The new guidance defines “national origin” as an individual’s, or his or her ancestors’, place of origin, which can be a country (including the United States), a former country, or a geographic region.  In addition, “national origin” refers to an individual’s national origin group or ethnic group, which it defines as “a group of people sharing a common language, culture, ancestry, race, and/or other social characteristics.”  Discrimination based on national origin group includes discrimination because of a person’s ethnicity (e.g., Hispanic) or physical, linguistic, or cultural traits (e.g., accent or style of dress).  Discrimination based on place of origin or national origin group includes discrimination involving a mere perception of where a person is from (e.g., Middle Eastern or Arab), association with someone of a particular national origin, or citizenship status.  Title VII discrimination can take the form of unfavorable employment decisions based on national origin or harassment so pervasive or severe that it creates a hostile work environment.
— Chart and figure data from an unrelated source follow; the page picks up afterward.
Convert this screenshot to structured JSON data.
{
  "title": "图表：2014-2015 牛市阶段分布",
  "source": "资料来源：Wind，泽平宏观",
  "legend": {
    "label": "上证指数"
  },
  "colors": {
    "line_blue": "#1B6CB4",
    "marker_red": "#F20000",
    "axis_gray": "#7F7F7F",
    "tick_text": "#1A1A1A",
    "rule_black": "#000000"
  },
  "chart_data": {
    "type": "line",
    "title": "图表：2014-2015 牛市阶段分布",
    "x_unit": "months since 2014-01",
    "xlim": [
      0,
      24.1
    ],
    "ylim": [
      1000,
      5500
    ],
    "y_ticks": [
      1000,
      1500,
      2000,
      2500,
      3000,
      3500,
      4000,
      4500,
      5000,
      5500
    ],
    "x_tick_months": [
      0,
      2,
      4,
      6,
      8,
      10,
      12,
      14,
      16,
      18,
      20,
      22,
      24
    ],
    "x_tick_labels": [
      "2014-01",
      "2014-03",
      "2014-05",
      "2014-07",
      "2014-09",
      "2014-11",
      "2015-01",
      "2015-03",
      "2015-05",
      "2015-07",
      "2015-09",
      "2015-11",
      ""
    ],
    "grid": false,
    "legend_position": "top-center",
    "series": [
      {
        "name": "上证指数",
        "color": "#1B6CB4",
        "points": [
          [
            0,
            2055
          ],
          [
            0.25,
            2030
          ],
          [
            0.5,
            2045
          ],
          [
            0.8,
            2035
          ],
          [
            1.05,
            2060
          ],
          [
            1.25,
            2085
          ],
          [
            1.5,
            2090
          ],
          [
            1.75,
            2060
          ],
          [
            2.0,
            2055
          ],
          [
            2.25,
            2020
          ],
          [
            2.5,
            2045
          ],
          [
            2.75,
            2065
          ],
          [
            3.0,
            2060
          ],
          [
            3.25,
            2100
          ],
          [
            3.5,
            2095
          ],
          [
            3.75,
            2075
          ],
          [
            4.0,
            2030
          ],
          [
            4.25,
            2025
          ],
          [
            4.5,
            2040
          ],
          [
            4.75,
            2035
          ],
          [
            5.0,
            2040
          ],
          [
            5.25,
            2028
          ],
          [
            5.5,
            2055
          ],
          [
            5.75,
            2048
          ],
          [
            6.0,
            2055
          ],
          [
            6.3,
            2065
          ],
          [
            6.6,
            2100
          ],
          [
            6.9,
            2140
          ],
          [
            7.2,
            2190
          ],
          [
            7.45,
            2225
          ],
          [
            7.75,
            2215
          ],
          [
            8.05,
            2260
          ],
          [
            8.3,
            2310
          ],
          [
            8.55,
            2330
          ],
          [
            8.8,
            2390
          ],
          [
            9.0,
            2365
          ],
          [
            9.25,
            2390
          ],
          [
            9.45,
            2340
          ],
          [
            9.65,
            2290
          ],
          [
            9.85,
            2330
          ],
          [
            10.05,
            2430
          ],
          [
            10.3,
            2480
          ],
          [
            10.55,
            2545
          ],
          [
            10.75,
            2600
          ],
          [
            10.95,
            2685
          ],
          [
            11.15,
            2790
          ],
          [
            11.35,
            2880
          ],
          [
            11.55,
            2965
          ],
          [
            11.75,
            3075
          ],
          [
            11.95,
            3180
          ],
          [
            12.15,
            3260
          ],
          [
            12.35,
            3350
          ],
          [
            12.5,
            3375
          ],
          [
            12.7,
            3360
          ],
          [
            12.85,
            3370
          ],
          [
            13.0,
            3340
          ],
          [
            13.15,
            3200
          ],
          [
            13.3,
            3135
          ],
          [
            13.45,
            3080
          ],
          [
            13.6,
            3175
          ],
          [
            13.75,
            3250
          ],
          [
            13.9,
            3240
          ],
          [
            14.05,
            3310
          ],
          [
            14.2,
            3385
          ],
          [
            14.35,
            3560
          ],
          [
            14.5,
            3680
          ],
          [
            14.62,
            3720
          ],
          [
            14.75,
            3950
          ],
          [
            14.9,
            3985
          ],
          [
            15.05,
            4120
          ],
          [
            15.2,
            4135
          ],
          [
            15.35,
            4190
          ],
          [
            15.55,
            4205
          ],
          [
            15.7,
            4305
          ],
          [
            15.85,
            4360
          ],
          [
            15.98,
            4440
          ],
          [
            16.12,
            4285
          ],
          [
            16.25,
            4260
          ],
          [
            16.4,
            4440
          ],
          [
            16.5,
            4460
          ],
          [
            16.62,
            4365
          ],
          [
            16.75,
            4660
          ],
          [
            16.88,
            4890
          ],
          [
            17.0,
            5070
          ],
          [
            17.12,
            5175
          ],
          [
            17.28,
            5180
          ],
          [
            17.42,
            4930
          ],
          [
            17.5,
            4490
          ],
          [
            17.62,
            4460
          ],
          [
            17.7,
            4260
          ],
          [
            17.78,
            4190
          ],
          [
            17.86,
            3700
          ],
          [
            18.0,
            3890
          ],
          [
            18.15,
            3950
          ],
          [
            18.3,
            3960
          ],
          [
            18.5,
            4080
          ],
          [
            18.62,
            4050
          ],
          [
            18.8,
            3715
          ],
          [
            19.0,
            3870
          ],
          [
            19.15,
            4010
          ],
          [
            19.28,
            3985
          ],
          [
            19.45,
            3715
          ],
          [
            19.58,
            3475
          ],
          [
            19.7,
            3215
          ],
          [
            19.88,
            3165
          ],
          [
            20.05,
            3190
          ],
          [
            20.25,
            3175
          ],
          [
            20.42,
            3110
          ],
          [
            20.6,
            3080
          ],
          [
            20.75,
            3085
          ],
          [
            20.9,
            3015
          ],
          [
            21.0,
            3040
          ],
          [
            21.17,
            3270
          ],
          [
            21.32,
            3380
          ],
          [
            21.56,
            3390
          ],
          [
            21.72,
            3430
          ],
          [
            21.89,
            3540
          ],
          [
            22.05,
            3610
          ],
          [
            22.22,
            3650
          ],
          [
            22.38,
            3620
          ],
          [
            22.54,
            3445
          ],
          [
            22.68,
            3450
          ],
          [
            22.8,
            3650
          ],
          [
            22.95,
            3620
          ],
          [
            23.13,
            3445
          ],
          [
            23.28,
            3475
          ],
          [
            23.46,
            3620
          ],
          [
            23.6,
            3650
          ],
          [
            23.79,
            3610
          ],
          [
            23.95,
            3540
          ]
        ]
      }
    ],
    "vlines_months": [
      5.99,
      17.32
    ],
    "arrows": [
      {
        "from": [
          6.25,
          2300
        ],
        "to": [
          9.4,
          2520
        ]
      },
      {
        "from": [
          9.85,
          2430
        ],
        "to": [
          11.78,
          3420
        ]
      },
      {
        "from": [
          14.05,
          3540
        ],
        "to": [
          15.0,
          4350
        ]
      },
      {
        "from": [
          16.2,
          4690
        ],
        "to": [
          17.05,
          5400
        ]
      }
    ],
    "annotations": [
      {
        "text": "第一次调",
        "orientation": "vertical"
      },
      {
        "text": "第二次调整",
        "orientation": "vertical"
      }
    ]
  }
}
In addition to clarifying the meaning of “national origin,” the guidance provides examples based on how actual courts have applied Title VII to specific facts.  For example, the guidance gives as an example of “intersectional” discrimination a Mexican-American woman who, without explanation, was denied a promotion at a company where she successfully worked for 10 years, despite two non-Mexican women and a Mexican man being selected for the same position.  The guidance also provides examples where national origin discrimination overlaps with other protected bases, such as discriminating against people with origins in the Middle East due to a perception that they follow certain religious practices.  Further, the guidance gives examples of real cases where employment decisions and harassment constituted Title VII national origin violations, as well as cases where Title VII violations were not found.  Finally, the guidance applies Title VII national origin principles to trafficking cases, where employers use force, fraud, or coercion to compel labor or exploit workers, and such conduct is directed at an individual or a group of individuals based on national origin.

Employers of foreign national workers should note that individuals with Title VII claims may also have claims under other Federal statutes, including the anti-discrimination provision of the Immigration and Nationality Act (INA).  Form I-9 and the E-Verify program are two areas where discrimination claims could arise under both the INA and Title VII.